AUSTRALIA + USA // TALKS + FREE + THEATRE

Melbourne Festival and National Gallery of Victoria present

Peter Sellars

Theatre director and Professor of World Arts and Cultures, Peter Sellars will share experiences from over three decades of work and address the question of how art enables, deepens, and democratises the public and private processes that move people towards justice and equality?

Facilitated by Miriam Cosic, a Sydney-based journalist and critic, a doctoral candidate in philosophy, and the author of two books: Only Child and Right to Die: An Examination of the Euthanasia Debate. She is a former arts editor and literary editor of The Australian.


Bio

Opera, theatre, and festival director Peter Sellars has gained international renown for his groundbreaking and transformative interpretations of artistic masterpieces and for his collaborative projects with an extraordinary range of creative artists.

Sellars has staged operas at the Glyndebourne Festival, Lyric Opera of Chicago, Netherlands Opera, Opéra National de Paris, Salzburg Festival, and San Francisco Opera, among others, and has established a reputation for bringing 20th-century and contemporary operas to the stage, including works by Messiaen, Hindemith, Ligeti, and Saariaho. He has been a driving force in the creation of many new works with longtime collaborator John Adams, including Nixon in China, The Death of Klinghoffer, El Niño, and Doctor Atomic. His recent English National Opera production of Adams’ The Gospel According to the Other Mary received audience and critical acclaim. Sellars’ concert stagings of Bach’s Saint Matthew Passion and Saint John Passion with the Berlin Philharmonic Orchestra garnered sweeping praise in Europe and New York.
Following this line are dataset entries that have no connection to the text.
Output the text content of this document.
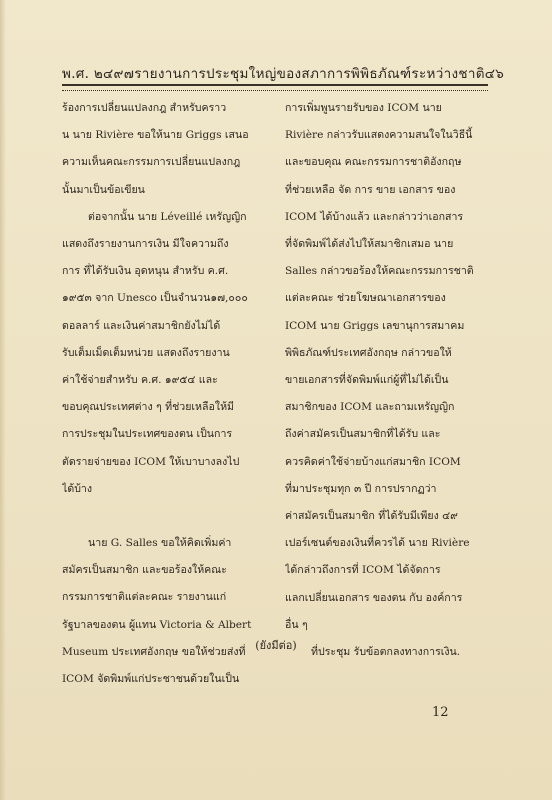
พ.ศ. ๒๔๙๗ รายงานการประชุมใหญ่ของสภาการพิพิธภัณฑ์ระหว่างชาติ ๔๖
ร้องการเปลี่ยนแปลงกฎ สำหรับคราว
น นาย Rivière ขอให้นาย Griggs เสนอ
ความเห็นคณะกรรมการเปลี่ยนแปลงกฎ
นั้นมาเป็นข้อเขียน
ต่อจากนั้น นาย Léveillé เหรัญญิก
แสดงถึงรายงานการเงิน มีใจความถึง
การ ที่ได้รับเงิน อุดหนุน สำหรับ ค.ศ.
๑๙๕๓ จาก Unesco เป็นจำนวน๑๗,๐๐๐
ดอลลาร์ และเงินค่าสมาชิกยังไม่ได้
รับเต็มเม็ดเต็มหน่วย แสดงถึงรายงาน
ค่าใช้จ่ายสำหรับ ค.ศ. ๑๙๕๔ และ
ขอบคุณประเทศต่าง ๆ ที่ช่วยเหลือให้มี
การประชุมในประเทศของตน เป็นการ
ตัดรายจ่ายของ ICOM ให้เบาบางลงไป
ได้บ้าง
นาย G. Salles ขอให้คิดเพิ่มค่า
สมัครเป็นสมาชิก และขอร้องให้คณะ
กรรมการชาติแต่ละคณะ รายงานแก่
รัฐบาลของตน ผู้แทน Victoria & Albert
Museum ประเทศอังกฤษ ขอให้ช่วยส่งที่
ICOM จัดพิมพ์แก่ประชาชนด้วยในเป็น
การเพิ่มพูนรายรับของ ICOM นาย
Rivière กล่าวรับแสดงความสนใจในวิธีนี้
และขอบคุณ คณะกรรมการชาติอังกฤษ
ที่ช่วยเหลือ จัด การ ขาย เอกสาร ของ
ICOM ได้บ้างแล้ว และกล่าวว่าเอกสาร
ที่จัดพิมพ์ได้ส่งไปให้สมาชิกเสมอ นาย
Salles กล่าวขอร้องให้คณะกรรมการชาติ
แต่ละคณะ ช่วยโฆษณาเอกสารของ
ICOM นาย Griggs เลขานุการสมาคม
พิพิธภัณฑ์ประเทศอังกฤษ กล่าวขอให้
ขายเอกสารที่จัดพิมพ์แก่ผู้ที่ไม่ได้เป็น
สมาชิกของ ICOM และถามเหรัญญิก
ถึงค่าสมัครเป็นสมาชิกที่ได้รับ และ
ควรคิดค่าใช้จ่ายบ้างแก่สมาชิก ICOM
ที่มาประชุมทุก ๓ ปี การปรากฏว่า
ค่าสมัครเป็นสมาชิก ที่ได้รับมีเพียง ๔๙
เปอร์เซนต์ของเงินที่ควรได้ นาย Rivière
ได้กล่าวถึงการที่ ICOM ได้จัดการ
แลกเปลี่ยนเอกสาร ของตน กับ องค์การ
อื่น ๆ
ที่ประชุม รับข้อตกลงทางการเงิน.
(ยังมีต่อ)
12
The Indian Queen, combining Purcell music, text, and dance, had its premiere at the Perm Opera and Ballet Theatre in 2013 and was presented earlier this year at ENO. Sellars has led several major arts festivals, including the 1990 and 1993 Los Angeles Festivals and the 2002 Adelaide Arts Festival.

In 2006 he was Artistic Director of New Crowned Hope, a month-long festival in Vienna for which he invited artists from diverse cultural backgrounds to create new work in the fields of music, theater, dance, film, the visual arts, and architecture for the celebration of Mozart’s 250th birth anniversary. Sellars is a professor in the Department of World Arts and Cultures at UCLA. He is the recipient of a MacArthur Fellowship, the Erasmus Prize, and the Gish Prize, and is a member of the American Academy of Arts and Sciences. In 2014 he was awarded the prestigious Polar Music Prize and named Artist of the Year by Musical America.


Part of the Artist in Conversation series.